The Source Presents: Hip Hop Hits, Volume 5 is the fifth annual music compilation album to be contributed by The Source magazine. Released December 18, 2001, and distributed by Def Jam Recordings, Hip Hop Hits Volume 5 features sixteen hip hop and rap hits (two of them are bonus tracks). It went to number 37 on the Top R&B/Hip Hop Albums chart and peaked at number 48 on the Billboard 200 album chart.

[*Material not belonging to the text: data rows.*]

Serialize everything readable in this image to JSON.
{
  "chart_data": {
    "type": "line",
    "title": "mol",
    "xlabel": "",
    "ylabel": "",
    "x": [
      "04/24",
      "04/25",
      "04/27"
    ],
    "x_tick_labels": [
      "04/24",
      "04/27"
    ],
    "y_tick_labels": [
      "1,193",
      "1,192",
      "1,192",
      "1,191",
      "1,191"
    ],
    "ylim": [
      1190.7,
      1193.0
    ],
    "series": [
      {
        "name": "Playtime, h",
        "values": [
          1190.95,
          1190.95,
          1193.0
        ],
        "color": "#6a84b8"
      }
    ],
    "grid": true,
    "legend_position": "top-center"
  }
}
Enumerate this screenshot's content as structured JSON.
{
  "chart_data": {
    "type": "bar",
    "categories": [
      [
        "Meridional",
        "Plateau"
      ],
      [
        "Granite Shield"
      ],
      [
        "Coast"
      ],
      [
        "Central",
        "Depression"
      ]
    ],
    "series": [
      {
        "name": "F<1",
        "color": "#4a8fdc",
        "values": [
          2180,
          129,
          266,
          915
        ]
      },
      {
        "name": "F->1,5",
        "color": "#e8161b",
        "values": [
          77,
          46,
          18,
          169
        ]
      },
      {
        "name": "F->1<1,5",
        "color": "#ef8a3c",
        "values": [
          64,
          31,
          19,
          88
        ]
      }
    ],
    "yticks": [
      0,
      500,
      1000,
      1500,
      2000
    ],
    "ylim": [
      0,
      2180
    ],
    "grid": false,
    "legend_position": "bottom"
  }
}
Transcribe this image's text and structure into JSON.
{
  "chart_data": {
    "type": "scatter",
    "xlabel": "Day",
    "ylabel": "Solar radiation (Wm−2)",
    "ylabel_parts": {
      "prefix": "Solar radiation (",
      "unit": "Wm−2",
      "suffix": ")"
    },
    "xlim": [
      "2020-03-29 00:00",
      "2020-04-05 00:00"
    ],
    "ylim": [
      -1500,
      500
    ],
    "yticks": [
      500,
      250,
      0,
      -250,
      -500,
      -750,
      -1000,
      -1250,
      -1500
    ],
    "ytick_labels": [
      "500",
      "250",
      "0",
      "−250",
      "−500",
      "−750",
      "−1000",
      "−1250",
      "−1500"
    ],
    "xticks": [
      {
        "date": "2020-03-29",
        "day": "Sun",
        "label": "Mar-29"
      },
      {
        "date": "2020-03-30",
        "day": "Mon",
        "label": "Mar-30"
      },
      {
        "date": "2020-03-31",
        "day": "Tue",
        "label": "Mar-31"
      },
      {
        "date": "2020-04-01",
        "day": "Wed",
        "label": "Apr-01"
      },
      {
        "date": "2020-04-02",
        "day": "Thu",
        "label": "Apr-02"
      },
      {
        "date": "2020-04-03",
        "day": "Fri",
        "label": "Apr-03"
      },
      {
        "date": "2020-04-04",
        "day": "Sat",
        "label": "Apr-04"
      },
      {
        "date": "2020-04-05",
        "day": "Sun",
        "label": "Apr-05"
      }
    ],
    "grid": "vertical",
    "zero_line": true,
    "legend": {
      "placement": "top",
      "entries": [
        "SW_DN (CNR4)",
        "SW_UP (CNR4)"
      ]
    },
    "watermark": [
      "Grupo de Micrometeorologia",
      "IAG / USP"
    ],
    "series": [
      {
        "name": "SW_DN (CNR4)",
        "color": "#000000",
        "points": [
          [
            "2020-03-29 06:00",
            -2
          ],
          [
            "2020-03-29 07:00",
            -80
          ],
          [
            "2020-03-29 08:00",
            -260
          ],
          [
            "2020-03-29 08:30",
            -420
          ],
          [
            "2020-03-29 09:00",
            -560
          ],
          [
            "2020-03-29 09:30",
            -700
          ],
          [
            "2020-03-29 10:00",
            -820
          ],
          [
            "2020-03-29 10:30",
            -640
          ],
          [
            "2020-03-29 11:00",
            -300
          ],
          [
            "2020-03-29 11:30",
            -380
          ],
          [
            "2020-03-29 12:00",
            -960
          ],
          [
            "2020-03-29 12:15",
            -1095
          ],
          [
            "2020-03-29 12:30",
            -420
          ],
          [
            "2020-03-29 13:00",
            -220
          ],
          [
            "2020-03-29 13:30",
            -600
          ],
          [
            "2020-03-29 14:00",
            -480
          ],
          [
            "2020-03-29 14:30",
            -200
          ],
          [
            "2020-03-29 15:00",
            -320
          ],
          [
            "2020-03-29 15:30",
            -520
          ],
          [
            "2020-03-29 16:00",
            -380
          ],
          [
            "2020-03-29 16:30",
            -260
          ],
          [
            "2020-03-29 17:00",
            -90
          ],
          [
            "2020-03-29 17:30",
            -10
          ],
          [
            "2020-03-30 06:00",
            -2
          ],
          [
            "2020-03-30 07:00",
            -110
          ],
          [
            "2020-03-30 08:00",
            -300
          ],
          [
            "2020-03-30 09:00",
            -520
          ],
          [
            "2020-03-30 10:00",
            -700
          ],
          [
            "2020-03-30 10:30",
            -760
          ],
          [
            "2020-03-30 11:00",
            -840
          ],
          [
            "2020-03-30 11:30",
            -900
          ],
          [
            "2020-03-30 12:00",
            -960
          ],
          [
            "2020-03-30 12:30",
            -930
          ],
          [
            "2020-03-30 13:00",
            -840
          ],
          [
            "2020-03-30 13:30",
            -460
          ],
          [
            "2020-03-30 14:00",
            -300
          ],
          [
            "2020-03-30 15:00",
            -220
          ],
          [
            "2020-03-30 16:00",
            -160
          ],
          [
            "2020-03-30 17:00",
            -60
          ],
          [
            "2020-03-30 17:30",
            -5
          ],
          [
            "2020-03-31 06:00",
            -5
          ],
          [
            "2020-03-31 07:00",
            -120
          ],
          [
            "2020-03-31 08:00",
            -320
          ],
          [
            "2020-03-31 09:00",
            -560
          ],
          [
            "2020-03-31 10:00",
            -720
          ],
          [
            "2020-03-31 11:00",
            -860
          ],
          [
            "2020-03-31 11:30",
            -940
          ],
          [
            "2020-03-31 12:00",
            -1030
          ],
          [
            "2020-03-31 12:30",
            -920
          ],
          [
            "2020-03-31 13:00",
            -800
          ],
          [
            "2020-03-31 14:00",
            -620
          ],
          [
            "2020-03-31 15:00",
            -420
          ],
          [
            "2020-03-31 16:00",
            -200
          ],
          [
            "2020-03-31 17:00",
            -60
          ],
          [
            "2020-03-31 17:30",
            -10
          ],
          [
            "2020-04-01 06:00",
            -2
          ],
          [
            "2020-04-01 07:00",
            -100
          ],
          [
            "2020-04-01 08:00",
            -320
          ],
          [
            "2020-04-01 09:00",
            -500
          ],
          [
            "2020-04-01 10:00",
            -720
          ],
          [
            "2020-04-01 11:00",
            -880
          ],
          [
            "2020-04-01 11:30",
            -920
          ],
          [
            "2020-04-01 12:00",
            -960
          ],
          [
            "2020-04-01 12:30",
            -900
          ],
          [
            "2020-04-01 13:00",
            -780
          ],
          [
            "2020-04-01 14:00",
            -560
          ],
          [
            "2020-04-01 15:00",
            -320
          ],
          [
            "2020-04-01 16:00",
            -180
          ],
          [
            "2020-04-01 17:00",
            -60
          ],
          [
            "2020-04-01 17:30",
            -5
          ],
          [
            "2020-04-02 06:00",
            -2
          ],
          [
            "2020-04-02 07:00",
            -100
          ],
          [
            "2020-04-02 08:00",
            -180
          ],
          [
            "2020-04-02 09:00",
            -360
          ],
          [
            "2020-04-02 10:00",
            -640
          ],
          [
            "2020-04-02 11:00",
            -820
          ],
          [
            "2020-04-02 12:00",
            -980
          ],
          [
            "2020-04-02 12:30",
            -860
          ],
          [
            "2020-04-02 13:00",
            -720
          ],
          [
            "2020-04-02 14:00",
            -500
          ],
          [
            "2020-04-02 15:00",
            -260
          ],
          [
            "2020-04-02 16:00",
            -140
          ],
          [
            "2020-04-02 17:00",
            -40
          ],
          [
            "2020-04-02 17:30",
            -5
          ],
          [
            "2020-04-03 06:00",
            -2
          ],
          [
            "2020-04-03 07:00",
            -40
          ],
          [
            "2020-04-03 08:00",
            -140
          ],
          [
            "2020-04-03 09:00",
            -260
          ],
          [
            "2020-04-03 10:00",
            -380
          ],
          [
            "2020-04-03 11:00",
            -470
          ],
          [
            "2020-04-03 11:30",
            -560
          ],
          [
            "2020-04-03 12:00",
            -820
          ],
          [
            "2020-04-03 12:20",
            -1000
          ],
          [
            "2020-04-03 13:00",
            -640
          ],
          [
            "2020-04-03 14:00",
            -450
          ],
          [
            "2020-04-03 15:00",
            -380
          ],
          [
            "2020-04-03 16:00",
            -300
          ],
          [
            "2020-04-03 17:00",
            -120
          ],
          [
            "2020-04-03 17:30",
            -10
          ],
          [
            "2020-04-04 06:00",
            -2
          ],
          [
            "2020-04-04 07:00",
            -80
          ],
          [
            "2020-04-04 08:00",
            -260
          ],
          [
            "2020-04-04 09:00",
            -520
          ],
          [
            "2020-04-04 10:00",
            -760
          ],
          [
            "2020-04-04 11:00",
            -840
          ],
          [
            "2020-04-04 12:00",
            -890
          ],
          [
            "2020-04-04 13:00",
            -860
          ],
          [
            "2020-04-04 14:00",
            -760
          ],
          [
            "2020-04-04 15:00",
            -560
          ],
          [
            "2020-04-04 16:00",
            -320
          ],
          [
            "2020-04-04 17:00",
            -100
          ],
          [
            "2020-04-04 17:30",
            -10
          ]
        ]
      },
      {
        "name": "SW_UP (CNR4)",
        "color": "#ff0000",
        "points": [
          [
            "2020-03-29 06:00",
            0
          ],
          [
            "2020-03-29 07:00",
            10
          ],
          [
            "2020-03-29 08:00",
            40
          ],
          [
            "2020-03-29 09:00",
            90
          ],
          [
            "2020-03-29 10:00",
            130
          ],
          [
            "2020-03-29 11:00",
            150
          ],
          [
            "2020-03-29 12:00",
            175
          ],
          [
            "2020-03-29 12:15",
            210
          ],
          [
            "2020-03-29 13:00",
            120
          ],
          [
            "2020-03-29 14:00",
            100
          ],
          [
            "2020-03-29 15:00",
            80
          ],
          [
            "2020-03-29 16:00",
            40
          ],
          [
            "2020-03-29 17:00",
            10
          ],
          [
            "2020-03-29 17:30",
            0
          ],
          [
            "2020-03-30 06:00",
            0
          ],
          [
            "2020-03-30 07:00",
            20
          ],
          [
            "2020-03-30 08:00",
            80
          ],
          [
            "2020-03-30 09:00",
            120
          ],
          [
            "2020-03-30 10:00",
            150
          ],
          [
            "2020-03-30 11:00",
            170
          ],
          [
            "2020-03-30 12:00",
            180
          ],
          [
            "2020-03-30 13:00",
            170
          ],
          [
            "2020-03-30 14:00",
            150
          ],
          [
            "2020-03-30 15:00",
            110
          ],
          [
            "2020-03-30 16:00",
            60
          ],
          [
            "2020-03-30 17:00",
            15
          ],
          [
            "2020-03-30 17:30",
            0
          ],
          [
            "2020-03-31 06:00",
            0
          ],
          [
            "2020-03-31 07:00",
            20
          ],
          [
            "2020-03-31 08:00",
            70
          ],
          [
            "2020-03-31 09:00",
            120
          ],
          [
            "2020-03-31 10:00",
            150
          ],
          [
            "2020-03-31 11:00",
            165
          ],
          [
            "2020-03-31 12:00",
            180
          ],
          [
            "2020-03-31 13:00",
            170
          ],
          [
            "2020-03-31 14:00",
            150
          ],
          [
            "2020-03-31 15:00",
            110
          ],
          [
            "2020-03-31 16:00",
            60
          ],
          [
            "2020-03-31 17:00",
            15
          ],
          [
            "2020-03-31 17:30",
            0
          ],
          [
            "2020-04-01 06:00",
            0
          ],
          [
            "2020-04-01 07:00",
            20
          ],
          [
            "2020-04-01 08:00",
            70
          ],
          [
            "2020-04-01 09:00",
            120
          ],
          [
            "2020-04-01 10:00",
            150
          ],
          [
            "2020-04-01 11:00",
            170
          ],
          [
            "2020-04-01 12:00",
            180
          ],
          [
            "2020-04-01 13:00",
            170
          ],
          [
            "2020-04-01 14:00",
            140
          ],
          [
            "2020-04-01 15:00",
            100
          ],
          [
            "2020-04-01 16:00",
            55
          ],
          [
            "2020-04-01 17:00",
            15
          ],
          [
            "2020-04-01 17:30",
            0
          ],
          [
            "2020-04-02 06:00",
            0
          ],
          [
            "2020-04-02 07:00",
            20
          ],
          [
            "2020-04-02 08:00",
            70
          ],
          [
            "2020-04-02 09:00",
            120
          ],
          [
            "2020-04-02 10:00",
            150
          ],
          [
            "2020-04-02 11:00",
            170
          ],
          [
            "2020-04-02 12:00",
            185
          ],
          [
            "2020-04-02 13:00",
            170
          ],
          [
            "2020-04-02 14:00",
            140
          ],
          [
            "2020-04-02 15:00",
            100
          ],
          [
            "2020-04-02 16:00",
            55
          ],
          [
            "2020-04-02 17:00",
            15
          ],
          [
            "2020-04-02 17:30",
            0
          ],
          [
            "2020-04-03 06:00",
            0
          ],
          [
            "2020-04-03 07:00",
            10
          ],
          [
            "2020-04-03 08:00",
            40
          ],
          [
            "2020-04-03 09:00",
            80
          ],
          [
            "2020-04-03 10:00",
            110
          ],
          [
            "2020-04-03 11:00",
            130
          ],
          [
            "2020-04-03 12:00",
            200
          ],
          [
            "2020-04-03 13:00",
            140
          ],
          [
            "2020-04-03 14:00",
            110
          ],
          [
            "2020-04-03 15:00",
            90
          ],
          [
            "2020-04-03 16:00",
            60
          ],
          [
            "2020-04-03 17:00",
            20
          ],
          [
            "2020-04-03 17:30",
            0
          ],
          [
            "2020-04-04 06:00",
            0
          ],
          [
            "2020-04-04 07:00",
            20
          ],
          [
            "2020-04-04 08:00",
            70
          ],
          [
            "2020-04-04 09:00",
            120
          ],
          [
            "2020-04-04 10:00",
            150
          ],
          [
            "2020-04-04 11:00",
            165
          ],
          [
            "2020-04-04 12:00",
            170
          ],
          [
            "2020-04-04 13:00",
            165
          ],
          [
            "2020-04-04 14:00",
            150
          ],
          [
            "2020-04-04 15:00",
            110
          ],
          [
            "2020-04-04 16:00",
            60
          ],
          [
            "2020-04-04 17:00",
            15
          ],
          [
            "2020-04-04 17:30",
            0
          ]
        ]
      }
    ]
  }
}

Purple Pills (or Purple Hills) is the only number-one Hot Rap Tracks hit on Volume 5. Likewise, the album is the second in Hip Hop Hits series to feature a Billboard Hot 100 number one hit (Volume 1 is first): I'm Real. It is the fourth Hip Hop Hits album not to feature a number-one hit on the R&B/Hip Hop chart.

Professional ratings
Review scores
| Source | Rating |
| Allmusic |  |

==Track listing==
1. We Right Here – DMX
2. I'm a Thug – Trick Daddy
3. I'm Real – Ja Rule and Jennifer Lopez
4. Let Me Blow Ya Mind – Eve and Gwen Stefani
5. Area Codes – Ludacris and Nate Dogg
6. Bad Boy for Life – P. Diddy, Black Rob and Mark Curry
7. Ride wit Me – Nelly and City Spud
8. Purple Pills – D12
9. Bang ta Dis – Benzino
10. Oh Yeah – Foxy Brown and Spragga Benz
11. Front 2 Back – Xzibit
12. Get Ur Freak On – Missy Elliott
13. Project Bitch – Cash Money Millionaires
14. Put Ya Hands Up – Jadakiss
15. Get Fucked Up – Iconz
16. So Fresh, So Clean – Outkast and Sleepy Brown

==Alternate titles==
The edited version of the compilation featured substitute clean titles: Purple Hills, Project Chick and Get Crunked Up.